Giving Compass' Take:

• A new report indicates that getting to net-zero carbon emissions requires rapid tech innovation, but the tools might not be available to reach these goals. 

• How can donors direct resources toward tech innovation aimed at climate change? 

• Read about technology that highlights the effects of climate change. 

Global warming can often feel overwhelming, given its political, social, and economic complexities. From a purely engineering perspective, though, it is surprisingly simple. There is a clear goal and a bounded set of technological tools to achieve it — just the kind of problem engineers like to solve.

The clear goal is net-zero global greenhouse gas emissions by 2050, a target around which much of the world is coalescing.

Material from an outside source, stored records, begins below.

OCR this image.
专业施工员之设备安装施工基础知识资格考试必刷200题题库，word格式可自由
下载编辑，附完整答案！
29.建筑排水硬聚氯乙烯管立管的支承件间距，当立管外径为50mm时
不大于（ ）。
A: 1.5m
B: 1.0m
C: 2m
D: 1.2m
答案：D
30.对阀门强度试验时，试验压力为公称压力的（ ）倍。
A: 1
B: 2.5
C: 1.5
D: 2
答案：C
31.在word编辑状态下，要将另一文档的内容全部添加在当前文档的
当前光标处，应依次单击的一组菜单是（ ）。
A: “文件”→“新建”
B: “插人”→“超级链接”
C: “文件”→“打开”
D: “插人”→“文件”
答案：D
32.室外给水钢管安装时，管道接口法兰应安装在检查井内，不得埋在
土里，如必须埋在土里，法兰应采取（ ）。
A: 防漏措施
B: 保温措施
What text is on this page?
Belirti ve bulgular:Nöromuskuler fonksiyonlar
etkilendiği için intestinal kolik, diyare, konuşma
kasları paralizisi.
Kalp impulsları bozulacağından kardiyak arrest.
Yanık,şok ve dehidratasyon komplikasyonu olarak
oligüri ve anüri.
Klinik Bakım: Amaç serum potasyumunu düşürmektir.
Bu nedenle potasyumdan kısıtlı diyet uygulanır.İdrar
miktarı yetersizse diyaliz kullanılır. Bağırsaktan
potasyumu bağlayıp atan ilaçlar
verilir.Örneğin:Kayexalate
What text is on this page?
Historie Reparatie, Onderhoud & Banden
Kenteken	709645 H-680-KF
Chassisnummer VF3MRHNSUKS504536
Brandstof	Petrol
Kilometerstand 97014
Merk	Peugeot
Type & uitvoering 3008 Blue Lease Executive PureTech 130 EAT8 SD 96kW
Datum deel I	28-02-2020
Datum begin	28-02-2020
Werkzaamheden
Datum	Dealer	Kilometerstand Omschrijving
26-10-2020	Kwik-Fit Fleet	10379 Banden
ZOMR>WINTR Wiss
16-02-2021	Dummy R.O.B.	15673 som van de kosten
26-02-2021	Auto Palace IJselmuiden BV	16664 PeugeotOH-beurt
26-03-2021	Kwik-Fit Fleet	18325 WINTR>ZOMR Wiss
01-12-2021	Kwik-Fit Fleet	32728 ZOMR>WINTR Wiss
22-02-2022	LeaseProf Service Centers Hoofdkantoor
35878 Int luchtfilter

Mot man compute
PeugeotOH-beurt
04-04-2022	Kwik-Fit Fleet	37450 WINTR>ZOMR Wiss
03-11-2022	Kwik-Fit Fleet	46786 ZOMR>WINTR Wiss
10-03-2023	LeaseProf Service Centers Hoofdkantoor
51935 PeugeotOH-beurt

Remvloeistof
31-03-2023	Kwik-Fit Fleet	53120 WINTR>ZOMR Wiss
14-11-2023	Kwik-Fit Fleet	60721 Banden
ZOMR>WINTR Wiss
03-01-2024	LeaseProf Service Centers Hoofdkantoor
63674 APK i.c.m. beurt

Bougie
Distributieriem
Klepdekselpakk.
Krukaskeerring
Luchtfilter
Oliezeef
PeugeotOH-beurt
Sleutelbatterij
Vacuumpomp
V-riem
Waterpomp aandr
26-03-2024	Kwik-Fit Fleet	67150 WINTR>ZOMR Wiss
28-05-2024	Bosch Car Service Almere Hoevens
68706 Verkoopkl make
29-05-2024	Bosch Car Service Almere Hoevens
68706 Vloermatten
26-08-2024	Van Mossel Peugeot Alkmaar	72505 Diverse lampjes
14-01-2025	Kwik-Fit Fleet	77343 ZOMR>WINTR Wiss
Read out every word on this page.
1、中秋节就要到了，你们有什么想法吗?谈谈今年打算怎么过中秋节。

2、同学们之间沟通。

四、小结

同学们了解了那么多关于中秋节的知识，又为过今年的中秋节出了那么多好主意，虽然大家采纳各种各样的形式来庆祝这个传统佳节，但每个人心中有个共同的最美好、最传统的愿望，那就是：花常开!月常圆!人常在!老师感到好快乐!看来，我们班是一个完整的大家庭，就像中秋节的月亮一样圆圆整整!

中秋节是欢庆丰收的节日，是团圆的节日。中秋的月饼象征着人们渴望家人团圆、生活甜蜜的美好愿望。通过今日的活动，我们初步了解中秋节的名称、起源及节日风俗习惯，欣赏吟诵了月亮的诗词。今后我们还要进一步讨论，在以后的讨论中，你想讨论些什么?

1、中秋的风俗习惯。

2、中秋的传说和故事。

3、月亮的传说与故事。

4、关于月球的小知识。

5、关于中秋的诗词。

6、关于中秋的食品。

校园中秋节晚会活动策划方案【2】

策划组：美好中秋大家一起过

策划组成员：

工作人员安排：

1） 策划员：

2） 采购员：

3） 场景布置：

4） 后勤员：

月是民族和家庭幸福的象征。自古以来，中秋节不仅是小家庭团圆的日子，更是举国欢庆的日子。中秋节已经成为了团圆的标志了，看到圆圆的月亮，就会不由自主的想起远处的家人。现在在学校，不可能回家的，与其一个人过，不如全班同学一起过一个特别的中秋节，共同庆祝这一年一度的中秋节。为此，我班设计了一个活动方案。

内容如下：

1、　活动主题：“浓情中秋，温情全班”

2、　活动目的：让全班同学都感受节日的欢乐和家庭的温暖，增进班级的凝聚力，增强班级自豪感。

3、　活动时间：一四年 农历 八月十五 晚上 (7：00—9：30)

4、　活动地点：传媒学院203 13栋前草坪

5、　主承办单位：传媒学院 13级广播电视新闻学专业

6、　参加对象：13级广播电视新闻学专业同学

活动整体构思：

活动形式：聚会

Reaching global net-zero is necessary to stabilize the atmosphere at any temperature. Otherwise, it continues warming. “The difference between one and a half degrees, two degrees, and two and a half degrees [of warming] is functionally just the amount of time you have to achieve net zero,” says Julio Friedmann, an energy researcher at the Center for Global Energy Policy at Columbia University. Failing to reach net zero means failing to stabilize the atmosphere.

The term “net-zero emissions” means that for every ton of carbon released from the geosphere into the atmosphere (through mining, drilling, and burning of fossil fuels), one ton must be returned from the atmosphere to the geosphere, either through natural means like absorption in oceans, soil, and plants, or through industrial carbon capture and sequestration. Getting to net zero means reducing emissions as much as humanly possible and burying enough carbon to account for emissions that can’t be eliminated.

Net zero is the clear goal. The tools available for achieving it are clean energy technologies. Given the time it takes for new technologies to scale up to mass-market significance, the 2050 target will almost certainly be met (if at all) with clean energy technologies that currently exist. Some of them may still be in the early stages of development, but they’re already out there somewhere. It’s a large set of tools, but a bounded set.

From an engineering perspective, the central question is whether the tools available are up to the task required of them.